VMware Cloud Community
Dryv
Enthusiast
Enthusiast

HA vs Single Physical Server

Hi Guys,

I need a little bit of theory here please.. specifically in the case of a power outage

So, first of all VMware HA. In the case of a single ESXi server completely losing its power and simply powering off hard, a VM (if configured correctly) will restart on another host in the cluster. The VM will be in a crash consistent state I believe.

Now to compare that with the above VM not actually being a VM but being deployed on a single physical server (No SAN this time but local disk). Again, pull the power and let it power off hard. After this feed the power back and let the server start, again it should be in a crash consistent state.

In this particular abrupt power off scenario, am I better off running the server as a VM or as a single Physical Server? As in is it likely one is more crash consistent than the other and more likely to recover from the abrupt power off, the fear is maybe a blue screen upon power restore as both went down abrupt.

As usual, thanks!

D

0 Kudos
3 Replies
MKguy
Virtuoso
Virtuoso

As far as I'm aware ESXi does not employ any kind of software (write) caching or similar transparent IO transformation/reordering/dedupe/etc of VM IO. The IO requests of the VM are transferred to the block storage device as-is (extremely large IOs may be split, but the default split IO size is so huge practically no application uses something like that).

Also just to note HA does not really matter in this case, it would just automatically re-power-on the VM from the the same storage device as opposed to you manually doing the same.

But it should be obvious that the additional virtualization layer adds complexity and more possibilities for failures/inconsistencies. While VMFS is a journaling filesystem, a power failure might still cause corruption on the VMFS layer even if the guest OS file system and application layers would have been fine.

Our data recovery guru  continuum can probably tell you more than a few horror stories of broken VMFS volumes (due to various causes, including but not limited to power failures).

In the end it comes down to the reliability of the hardware, the resilience of the application software and sheer luck. I can't stress this point enough, but this is why you always need to have backups.

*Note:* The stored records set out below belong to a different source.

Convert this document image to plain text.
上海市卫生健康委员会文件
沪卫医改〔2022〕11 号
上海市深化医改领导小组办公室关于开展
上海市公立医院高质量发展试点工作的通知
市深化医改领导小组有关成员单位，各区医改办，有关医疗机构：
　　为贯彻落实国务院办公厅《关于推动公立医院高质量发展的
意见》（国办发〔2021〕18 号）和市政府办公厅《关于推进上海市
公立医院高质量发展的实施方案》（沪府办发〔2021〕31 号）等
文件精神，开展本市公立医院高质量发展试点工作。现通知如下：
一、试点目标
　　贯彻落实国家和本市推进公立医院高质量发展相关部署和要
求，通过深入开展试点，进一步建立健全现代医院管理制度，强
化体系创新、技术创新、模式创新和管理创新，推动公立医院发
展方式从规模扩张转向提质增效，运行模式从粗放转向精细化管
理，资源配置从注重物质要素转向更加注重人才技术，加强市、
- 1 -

-- http://alpacapowered.wordpress.com
0 Kudos
Dryv
Enthusiast
Enthusiast

Hi MKGuy

Thanks for the detailed response.  The case being made is the complexity case of virtualising single server app servers which currently have zilch application level resilience. I'm putting forward that in the case of a power outage, that everyone has started to hold onto (they are against virtualising), we are in no worse position by virtualising... only better given we benefit from all the other features of a properly designed virtual platform. I found this article which is pretty good at stating we get the same as on physical in tems of io consistency:

VMware KB: Storage IO crash consistency with VMware products

In a crash state i can't guarantee that the VM wont blue screen or the app gets corrupted! But i also don't think they can guarantee this by being on physical hardware! Or really argue they are better off on their single server app server setups?

completely agree backups are key.

0 Kudos
MKguy
Virtuoso
Virtuoso

Sadly, I know exactly with what kind of people you have to deal with. The best you can do is an apples-to-apples comparison by creating 2 identical setups, one virtual and one physical, and compare how they behave in a realistic failure scenario (while doing that, you can also showcase the vMotion/HA features and how it will help reduce downtime). Then have management decide which way to go and have them clearly communicate that decision to everyone.

As you mentioned, nobody can guarantee there won't be any issues with data corruption or other issues after a hard power failure, but this goes for virtual and physical systems alike. We all know Murphy's law and how it slaps us when we least expect it. It's possible your tests will run fine, but an actual outage later causes issues. However, again it's impossible to say this wouldn't have happened in a physical setup.

If they are really that worried about corruption from power failures, maybe they should invest into a decent UPS first regardless of running the application virtual or physical.

-- http://alpacapowered.wordpress.com
0 Kudos